By Nneka Nwogwugwu
Chinese authorities has reported first-ever human infection with the H10N3 strain of bird flu in the country’s eastern Jiangsu province.
China’s National Health Commission announced on Tuesday that the virus was detected in a 41-year-old man from Zhenjiang city.
The unnamed man, according to a government statement, was hospitalised on April 28 after developing a fever and other symptoms.
He was reportedly diagnosed as having the H10N3 avian influenza virus on May 28, but details of his infection were not given.
The man was stable and ready to be discharged from the hospital even as medical observation of his close contacts had not found any other cases.
The H10N3 is a low pathogenic, or relatively less severe, the strain of the virus in poultry.

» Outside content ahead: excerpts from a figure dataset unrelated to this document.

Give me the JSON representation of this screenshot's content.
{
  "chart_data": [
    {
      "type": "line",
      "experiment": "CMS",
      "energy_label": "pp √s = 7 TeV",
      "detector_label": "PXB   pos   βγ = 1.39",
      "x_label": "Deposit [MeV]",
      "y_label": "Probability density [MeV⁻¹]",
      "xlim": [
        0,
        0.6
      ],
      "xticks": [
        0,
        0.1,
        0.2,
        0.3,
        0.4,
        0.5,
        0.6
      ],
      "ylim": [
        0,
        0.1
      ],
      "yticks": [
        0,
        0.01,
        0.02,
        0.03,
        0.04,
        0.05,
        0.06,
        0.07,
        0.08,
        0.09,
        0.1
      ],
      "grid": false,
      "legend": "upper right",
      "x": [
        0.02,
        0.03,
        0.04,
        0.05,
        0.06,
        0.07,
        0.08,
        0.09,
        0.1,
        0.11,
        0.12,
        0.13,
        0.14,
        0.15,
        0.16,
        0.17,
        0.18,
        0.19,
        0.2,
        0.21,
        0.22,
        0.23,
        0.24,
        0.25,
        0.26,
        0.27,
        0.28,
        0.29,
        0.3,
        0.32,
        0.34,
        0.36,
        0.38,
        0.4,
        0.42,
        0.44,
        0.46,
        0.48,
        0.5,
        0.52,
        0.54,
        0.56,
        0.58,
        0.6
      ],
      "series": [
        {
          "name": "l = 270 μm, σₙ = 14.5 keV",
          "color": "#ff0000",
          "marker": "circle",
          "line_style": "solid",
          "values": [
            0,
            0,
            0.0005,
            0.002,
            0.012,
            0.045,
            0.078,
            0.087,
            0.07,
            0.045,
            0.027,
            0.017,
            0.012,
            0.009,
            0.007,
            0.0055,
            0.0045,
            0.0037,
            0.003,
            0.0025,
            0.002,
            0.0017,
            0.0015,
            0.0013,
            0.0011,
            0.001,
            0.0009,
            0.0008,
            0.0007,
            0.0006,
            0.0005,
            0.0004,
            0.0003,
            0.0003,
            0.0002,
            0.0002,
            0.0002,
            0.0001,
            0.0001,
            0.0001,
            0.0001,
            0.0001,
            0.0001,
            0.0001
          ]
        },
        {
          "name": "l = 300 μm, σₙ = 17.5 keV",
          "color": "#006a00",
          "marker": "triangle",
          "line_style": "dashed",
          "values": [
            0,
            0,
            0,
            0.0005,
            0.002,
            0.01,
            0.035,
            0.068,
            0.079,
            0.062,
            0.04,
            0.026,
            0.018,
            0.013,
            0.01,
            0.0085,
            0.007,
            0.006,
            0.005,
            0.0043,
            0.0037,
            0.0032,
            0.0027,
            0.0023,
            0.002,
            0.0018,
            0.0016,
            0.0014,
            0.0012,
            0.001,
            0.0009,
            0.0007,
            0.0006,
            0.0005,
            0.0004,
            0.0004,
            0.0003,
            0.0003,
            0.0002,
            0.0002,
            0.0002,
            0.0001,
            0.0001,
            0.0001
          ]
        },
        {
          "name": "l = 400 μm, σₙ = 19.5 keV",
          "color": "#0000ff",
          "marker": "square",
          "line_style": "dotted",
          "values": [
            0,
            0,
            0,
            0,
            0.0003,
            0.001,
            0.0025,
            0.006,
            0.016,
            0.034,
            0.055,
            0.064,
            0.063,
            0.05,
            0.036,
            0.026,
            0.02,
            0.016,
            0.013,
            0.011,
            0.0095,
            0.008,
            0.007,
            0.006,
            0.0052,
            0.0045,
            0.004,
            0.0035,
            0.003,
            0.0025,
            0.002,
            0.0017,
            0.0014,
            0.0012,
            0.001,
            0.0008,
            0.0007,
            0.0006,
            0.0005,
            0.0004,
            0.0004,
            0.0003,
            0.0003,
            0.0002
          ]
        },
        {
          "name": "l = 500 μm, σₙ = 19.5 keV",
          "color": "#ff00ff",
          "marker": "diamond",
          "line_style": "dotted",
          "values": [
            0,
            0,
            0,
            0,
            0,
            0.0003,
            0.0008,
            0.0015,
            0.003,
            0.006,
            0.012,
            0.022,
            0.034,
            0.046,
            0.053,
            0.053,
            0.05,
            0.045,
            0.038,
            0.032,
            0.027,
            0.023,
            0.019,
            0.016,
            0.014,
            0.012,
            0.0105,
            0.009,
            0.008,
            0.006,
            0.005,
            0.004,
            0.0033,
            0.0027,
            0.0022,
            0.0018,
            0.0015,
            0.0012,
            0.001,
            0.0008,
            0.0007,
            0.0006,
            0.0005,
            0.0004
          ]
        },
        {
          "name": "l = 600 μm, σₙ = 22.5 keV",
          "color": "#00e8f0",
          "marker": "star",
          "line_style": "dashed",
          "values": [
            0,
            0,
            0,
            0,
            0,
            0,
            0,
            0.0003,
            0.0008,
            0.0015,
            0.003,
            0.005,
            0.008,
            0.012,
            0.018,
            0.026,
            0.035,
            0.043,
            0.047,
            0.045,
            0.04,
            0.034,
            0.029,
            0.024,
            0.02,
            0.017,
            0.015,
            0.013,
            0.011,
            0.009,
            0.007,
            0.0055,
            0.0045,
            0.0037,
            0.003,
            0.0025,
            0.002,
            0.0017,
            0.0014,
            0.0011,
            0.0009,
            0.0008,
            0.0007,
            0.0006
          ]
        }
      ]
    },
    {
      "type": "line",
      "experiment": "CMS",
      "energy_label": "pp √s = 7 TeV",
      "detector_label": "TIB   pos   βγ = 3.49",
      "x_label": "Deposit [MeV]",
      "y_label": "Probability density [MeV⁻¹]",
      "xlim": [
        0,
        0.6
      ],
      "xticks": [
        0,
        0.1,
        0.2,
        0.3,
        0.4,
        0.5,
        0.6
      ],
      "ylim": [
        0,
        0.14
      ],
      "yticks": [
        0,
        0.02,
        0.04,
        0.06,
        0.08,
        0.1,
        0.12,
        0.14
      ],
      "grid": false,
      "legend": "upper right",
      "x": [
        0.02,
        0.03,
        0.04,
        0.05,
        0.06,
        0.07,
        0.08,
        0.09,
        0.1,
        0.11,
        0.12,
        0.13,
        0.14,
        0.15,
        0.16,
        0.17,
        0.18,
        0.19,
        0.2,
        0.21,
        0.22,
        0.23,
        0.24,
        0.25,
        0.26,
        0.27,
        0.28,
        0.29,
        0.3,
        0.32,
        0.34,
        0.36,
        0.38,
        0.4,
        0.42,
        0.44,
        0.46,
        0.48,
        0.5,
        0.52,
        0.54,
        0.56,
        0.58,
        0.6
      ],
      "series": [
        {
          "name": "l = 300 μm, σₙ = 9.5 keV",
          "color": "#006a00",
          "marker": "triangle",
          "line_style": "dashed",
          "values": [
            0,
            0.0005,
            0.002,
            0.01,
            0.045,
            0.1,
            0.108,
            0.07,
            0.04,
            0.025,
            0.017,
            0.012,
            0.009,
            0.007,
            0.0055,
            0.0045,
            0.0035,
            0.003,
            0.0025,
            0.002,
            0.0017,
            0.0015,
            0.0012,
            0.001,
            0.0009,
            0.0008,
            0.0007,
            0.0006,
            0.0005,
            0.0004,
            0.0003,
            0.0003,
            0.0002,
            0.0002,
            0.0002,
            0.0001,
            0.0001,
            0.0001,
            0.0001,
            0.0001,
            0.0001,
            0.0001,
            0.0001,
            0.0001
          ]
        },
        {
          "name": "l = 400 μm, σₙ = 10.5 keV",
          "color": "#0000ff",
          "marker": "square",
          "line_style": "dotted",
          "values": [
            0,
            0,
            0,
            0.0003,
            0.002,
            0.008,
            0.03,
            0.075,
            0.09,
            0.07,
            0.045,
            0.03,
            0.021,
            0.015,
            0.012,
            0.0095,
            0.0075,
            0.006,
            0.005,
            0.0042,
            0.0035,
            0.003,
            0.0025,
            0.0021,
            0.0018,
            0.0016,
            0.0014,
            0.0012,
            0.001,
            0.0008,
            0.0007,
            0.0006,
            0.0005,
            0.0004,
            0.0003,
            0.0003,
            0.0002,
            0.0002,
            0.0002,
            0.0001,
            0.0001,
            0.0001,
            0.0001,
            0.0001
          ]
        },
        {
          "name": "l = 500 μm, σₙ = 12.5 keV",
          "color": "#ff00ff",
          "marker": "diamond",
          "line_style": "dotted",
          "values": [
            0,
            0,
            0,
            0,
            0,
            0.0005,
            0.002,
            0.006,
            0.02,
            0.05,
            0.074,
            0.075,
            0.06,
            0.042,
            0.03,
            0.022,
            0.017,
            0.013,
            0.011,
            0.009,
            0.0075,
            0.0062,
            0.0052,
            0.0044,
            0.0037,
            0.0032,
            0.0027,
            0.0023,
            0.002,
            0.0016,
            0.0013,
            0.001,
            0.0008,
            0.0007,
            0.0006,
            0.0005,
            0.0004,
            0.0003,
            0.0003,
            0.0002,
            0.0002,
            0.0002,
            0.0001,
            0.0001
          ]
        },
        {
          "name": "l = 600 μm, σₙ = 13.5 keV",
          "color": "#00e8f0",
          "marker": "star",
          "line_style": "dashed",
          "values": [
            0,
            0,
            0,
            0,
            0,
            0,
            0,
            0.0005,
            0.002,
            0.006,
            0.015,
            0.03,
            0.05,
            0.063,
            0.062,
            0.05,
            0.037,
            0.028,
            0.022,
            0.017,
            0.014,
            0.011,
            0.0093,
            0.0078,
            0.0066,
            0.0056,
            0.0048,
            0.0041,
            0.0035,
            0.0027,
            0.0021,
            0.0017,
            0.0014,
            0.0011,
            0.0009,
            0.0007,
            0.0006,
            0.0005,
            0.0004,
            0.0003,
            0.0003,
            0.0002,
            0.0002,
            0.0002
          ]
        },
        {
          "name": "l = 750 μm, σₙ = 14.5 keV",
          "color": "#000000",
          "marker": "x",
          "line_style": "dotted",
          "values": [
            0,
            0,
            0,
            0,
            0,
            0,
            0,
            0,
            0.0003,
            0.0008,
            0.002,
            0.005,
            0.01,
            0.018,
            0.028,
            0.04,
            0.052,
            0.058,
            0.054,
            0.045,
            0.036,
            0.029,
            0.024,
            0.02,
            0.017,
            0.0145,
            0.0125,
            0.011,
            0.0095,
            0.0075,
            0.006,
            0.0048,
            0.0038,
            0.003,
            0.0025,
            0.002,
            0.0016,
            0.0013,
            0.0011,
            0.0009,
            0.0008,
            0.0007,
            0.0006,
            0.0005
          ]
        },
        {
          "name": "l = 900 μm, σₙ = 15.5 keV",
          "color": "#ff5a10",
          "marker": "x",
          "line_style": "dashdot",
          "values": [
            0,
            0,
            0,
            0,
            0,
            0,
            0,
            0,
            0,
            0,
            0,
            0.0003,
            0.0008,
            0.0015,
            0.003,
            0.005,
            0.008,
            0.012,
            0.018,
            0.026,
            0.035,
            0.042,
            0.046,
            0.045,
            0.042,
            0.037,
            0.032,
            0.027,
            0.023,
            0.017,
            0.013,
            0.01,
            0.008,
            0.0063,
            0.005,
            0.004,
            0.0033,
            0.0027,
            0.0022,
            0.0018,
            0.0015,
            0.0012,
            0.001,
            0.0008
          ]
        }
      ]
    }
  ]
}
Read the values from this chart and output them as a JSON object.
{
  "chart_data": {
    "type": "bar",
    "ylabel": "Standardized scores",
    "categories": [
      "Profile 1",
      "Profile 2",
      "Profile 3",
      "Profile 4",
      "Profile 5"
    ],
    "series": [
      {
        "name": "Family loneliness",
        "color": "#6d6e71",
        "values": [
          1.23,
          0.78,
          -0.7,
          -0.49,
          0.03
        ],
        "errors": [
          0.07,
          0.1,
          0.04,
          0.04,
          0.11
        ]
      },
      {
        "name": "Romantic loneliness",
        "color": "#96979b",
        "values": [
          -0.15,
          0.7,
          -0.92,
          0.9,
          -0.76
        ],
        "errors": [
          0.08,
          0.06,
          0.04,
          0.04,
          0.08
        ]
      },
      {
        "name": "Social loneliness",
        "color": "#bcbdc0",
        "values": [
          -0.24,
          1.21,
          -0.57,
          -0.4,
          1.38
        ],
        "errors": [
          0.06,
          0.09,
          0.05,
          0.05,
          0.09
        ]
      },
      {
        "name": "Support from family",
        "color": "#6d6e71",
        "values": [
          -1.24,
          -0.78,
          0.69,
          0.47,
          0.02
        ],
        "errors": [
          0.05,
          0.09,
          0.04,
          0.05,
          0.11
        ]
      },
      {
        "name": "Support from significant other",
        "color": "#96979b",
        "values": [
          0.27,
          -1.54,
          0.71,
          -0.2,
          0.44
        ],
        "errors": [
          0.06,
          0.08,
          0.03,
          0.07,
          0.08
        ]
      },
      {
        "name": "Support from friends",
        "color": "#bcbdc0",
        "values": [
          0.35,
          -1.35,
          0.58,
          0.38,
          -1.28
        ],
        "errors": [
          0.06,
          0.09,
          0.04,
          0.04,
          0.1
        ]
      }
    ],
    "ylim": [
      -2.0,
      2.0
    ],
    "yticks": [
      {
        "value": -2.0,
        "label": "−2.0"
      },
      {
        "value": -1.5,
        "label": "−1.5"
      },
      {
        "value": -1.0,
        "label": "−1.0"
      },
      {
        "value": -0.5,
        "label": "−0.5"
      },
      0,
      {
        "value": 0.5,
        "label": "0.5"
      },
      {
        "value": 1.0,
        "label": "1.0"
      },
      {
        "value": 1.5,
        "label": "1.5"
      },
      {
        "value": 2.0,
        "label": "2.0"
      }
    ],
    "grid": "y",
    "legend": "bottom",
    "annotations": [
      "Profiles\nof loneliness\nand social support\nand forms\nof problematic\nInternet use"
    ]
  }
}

The regional laboratory coordinator of the Food and Agriculture Organization’s Emergency Centre for Transboundary Animal Diseases at the Regional Office for Asia and the Pacific, Filip Claes, noted that the strain is not common.
Only around 160 isolates of the virus were reported in the 40 years to 2018, mostly in wild birds or waterfowl in Asia and some limited parts of North America, and none had been detected in chickens so far.
There have been no significant numbers of human infections with bird flu since the H7N9 strain killed around 300 people during 2016-2017.
No other cases of human infection with H10N3 have previously been reported globally.